I was spaced out and ticked off. San Francisco was a dead end. Mrs Campbell didn't remember the name of the family which had taken Paul in for good. In any event, they'd moved, and she didn't know where to. Her colleagues from that time were either dead or scattered. The trail had been severed, not least by the fire. 'I believed Paul had come back and set that fire, and I knew Mrs Campbell did too: just as I believed she understood that the young boy who had been found on the street alone had merely tolerated being moved from pillar to post until he was old enough to leave and make his own way in the world: when he would become the person to 'put things in place.'
When I reached for my wallet to pay for the first beer, I remembered I'd turned off my cell. I had a missed call. It could only be one of two people, so I hit callback without bothering to listen to the message.

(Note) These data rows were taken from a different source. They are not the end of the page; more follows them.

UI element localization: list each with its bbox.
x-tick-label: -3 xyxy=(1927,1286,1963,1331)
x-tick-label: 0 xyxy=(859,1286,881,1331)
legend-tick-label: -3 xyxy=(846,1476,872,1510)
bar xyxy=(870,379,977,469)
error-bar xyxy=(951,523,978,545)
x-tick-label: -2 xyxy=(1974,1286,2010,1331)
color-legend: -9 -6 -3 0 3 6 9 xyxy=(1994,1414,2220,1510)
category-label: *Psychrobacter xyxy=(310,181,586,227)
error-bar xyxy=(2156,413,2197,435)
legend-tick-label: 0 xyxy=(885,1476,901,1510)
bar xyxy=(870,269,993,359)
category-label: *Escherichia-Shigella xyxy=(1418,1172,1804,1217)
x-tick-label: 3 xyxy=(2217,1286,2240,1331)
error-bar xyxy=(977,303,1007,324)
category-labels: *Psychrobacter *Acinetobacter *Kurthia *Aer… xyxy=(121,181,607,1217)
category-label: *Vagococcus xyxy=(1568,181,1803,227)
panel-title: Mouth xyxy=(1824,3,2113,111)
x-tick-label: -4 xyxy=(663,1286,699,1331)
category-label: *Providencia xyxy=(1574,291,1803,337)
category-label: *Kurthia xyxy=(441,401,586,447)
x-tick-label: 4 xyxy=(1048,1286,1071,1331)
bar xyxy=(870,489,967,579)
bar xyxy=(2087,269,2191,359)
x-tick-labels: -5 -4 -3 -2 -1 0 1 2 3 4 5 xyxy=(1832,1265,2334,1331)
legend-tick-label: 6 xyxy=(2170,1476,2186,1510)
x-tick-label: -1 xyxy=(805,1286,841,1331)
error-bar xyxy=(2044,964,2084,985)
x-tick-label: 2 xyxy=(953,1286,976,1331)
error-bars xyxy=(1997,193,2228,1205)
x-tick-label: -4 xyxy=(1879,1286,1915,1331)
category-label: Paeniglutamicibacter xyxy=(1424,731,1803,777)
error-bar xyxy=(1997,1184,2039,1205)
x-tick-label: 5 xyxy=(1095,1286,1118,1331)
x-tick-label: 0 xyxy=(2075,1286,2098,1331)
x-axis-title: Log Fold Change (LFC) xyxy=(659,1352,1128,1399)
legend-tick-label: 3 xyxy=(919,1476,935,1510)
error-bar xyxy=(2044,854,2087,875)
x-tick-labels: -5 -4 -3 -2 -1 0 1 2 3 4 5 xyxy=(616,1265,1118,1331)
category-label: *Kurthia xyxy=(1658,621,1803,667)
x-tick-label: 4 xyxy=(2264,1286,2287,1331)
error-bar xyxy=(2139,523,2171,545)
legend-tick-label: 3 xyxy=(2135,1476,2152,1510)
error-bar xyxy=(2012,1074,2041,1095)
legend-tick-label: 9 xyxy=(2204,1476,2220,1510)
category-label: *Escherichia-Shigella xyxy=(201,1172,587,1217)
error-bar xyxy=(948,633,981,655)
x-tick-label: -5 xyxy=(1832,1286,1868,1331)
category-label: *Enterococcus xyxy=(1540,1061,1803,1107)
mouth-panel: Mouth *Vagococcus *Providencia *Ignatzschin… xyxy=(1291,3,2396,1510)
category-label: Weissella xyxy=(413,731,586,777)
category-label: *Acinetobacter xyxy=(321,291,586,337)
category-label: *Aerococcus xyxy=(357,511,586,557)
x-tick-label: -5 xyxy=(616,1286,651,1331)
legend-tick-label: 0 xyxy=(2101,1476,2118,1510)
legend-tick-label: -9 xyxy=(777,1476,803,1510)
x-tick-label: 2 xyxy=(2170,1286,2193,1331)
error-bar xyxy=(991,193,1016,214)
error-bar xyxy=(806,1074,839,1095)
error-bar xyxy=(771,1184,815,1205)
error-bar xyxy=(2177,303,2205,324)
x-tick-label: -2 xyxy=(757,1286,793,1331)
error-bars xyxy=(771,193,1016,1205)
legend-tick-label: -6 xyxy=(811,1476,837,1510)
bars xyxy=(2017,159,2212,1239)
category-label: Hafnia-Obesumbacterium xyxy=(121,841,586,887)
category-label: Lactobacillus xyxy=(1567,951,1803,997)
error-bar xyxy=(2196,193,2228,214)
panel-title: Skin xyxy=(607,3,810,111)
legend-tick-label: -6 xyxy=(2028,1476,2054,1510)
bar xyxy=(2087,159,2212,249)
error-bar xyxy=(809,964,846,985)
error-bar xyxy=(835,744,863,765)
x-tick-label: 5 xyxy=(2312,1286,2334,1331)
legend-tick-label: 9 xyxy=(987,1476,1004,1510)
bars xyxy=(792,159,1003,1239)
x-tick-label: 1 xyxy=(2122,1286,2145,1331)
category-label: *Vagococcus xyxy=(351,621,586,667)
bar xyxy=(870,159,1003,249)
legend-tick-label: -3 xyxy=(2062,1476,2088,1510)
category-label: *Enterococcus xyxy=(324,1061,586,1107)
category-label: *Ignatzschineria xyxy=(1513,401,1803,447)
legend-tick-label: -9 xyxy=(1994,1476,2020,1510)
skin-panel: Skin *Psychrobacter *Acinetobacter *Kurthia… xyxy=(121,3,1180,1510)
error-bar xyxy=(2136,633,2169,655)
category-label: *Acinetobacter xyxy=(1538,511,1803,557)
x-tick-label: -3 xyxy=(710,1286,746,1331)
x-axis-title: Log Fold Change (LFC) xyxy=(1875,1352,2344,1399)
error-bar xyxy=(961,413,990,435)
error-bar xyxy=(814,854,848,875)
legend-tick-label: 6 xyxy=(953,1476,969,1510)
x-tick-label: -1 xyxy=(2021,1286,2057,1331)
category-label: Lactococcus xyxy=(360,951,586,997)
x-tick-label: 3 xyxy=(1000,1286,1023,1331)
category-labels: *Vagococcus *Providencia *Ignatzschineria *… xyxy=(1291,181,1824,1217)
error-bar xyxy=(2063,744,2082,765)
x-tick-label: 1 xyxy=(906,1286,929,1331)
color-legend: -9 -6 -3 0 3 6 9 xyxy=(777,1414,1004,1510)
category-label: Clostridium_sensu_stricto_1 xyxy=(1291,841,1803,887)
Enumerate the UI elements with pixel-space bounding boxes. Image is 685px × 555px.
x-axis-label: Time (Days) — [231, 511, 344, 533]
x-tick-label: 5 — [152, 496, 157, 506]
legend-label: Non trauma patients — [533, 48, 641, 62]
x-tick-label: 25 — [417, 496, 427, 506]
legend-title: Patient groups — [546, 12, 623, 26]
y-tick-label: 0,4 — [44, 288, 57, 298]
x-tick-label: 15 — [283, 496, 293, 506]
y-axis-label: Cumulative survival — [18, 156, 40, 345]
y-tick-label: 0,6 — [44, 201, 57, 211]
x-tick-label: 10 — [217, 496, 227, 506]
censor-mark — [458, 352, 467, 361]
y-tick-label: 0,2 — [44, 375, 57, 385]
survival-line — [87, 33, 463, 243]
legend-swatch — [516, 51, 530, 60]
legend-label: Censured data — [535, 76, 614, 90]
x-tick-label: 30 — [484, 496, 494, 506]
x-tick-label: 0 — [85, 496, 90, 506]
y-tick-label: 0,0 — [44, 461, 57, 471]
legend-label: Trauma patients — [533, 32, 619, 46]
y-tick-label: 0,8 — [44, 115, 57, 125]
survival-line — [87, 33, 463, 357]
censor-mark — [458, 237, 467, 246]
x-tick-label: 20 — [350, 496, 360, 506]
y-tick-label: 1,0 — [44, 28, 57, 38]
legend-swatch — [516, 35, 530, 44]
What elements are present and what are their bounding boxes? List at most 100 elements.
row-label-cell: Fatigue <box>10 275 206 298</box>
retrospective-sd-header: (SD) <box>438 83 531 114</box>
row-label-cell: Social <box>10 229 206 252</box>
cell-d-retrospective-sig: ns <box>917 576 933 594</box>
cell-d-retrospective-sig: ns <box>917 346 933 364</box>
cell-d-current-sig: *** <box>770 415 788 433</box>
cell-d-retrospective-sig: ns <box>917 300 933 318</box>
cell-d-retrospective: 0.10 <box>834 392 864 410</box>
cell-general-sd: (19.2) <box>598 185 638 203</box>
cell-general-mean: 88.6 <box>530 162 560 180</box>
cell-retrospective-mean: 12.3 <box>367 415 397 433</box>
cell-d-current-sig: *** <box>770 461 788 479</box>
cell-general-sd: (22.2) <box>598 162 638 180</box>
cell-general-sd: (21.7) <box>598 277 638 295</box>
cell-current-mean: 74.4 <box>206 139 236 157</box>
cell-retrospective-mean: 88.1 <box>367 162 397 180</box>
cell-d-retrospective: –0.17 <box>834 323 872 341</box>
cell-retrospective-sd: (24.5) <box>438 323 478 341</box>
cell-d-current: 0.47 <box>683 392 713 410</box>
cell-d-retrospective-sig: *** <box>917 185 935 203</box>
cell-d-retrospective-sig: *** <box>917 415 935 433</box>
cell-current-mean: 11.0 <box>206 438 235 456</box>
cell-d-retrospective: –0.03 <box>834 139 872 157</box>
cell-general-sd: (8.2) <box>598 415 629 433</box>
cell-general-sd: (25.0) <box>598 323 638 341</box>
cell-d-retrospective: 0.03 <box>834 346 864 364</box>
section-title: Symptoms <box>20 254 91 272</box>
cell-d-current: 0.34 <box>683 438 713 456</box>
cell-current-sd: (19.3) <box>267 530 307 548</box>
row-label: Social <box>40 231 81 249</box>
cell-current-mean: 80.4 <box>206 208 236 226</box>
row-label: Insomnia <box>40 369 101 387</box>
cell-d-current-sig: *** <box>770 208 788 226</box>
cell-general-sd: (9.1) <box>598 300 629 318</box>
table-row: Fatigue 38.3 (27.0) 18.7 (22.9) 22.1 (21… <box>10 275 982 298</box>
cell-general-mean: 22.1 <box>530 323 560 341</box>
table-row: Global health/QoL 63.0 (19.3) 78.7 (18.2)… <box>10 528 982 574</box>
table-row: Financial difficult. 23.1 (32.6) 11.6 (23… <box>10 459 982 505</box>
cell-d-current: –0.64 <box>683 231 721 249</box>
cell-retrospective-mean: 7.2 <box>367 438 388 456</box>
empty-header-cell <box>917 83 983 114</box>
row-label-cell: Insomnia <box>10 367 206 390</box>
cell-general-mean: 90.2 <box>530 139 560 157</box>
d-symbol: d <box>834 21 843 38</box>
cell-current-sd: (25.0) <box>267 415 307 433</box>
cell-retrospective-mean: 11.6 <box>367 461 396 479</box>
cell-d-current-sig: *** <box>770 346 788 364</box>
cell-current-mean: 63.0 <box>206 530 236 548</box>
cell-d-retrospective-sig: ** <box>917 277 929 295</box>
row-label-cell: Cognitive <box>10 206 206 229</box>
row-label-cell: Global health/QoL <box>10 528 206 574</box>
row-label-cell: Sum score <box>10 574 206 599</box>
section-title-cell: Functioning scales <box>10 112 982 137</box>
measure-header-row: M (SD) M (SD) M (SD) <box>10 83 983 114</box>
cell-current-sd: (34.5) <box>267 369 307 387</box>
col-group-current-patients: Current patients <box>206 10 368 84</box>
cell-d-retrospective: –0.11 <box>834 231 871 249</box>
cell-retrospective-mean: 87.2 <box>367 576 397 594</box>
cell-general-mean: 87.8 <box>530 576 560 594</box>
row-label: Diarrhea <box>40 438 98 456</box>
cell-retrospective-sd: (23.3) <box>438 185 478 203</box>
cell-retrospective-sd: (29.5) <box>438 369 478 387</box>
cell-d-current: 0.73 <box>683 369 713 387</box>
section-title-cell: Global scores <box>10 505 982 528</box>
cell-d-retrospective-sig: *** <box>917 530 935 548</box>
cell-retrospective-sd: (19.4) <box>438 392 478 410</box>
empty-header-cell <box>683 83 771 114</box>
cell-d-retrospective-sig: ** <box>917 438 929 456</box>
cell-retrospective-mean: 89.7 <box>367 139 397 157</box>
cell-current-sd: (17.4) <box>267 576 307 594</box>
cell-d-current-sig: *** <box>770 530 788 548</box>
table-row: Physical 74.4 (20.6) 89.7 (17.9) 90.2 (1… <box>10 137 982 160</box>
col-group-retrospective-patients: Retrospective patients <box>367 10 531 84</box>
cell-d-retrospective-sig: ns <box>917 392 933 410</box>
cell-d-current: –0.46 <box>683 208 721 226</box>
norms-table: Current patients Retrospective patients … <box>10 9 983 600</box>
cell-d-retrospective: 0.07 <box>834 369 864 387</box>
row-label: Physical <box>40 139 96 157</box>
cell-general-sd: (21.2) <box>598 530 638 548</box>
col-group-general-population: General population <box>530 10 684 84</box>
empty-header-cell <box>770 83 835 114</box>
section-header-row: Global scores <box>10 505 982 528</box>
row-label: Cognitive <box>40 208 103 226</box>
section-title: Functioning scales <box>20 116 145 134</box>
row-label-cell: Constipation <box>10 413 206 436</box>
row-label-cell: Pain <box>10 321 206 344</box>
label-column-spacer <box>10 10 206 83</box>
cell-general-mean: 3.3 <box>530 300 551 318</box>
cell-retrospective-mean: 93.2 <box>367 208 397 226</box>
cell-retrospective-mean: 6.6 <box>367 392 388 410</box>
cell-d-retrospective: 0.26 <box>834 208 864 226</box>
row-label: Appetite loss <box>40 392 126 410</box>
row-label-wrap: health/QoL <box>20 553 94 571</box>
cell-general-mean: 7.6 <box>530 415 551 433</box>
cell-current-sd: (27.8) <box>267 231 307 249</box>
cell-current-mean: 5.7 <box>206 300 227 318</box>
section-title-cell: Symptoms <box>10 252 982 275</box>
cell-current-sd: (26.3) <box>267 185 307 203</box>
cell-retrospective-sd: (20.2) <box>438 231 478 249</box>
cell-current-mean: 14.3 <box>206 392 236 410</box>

She answered quickly. 'John?'
'No,' I said. 'It's Ward. Your phone tells you who's calling, Nina. Just look at the display.'
'Right,' she said. 'Silly me. Where are you?'
'San Francisco,' I said.
'Oh. Why?'
'I left my heart here. Came to pick it up.'
'Good move. How's it looking?'
'Barely used,' I said, and she laughed briefly. 'What's up?'
'Nothing,' she said. 'Well, not true, things are going crazy. We had a double murder this morning; someone killed a Jane Doe in a nasty motel and then whacked a cop to underline his point. He left a hard disk in the woman.'
'Charming,' I said.
'Not very. It's LAPD's business, of course, but Monroe is all over it and thus so am I. Wondered if you would take a look at this disk. I had a copy done, unofficially. I know you used to do that kind of thing on a professional basis.'
'Sure,' I said. 'Though Bobby would have been a better bet for you. And even a byte-for-byte copy isn't going to be exactly the same as the original. But I'll take a look.'
'They've already found a note and a piece of music on it. This one has a real sense of theatre.'
'What's the music?'
'Faur?'s Requiem.'
'Nice.'
'I haven't listened to it.'
'You should. Quite uplifting, given it's for dead people.'
She was silent for a little while. I didn't interrupt.
'Are you okay, Ward?'
'Sort of.' I told her, briefly, what I'd found out from Mrs Campbell. 'So that's weirded me out. Plus
I shrugged. She heard it. 'Yes,' she said, quietly. 'I know. I… I have this dream sometimes. I'm up at The Halls again, on the floor of the lobby building, after I'd been shot. You and John are out there in the houses, trying to find Sarah Becker. Bobby's gone, I don't know where. I'm on the floor, and I hurt bad, and somebody's coming to get me. And this time I think he might.'
'Shit,' I said. 'That sounds like no fun.'
'I had it again just three hours ago. It gets longer each time. I… sometimes I worry there will come a time when it doesn't end. Where he gets me, and I don't wake up.'
'Dreams last as long as you let them,' I said. 'Both good and bad.'
'Very deep, Ward-san.'
'Yeah. Sorry. I have no idea what I meant.'
She laughed, and it sounded a little more convincing this time.
'Okay, so, call when you've got the disk,' I said. 'I'll head down. There's nothing else for me up here.'
'It's sitting here on my table now,' she said.
I had been to Nina's house only once, and briefly, but I could picture it clearly. For just a moment, sitting on an uncomfortable stool with half a beer and the sound of generic chatter around me, I wished I was there now. There, or some other house. Something approximating a home.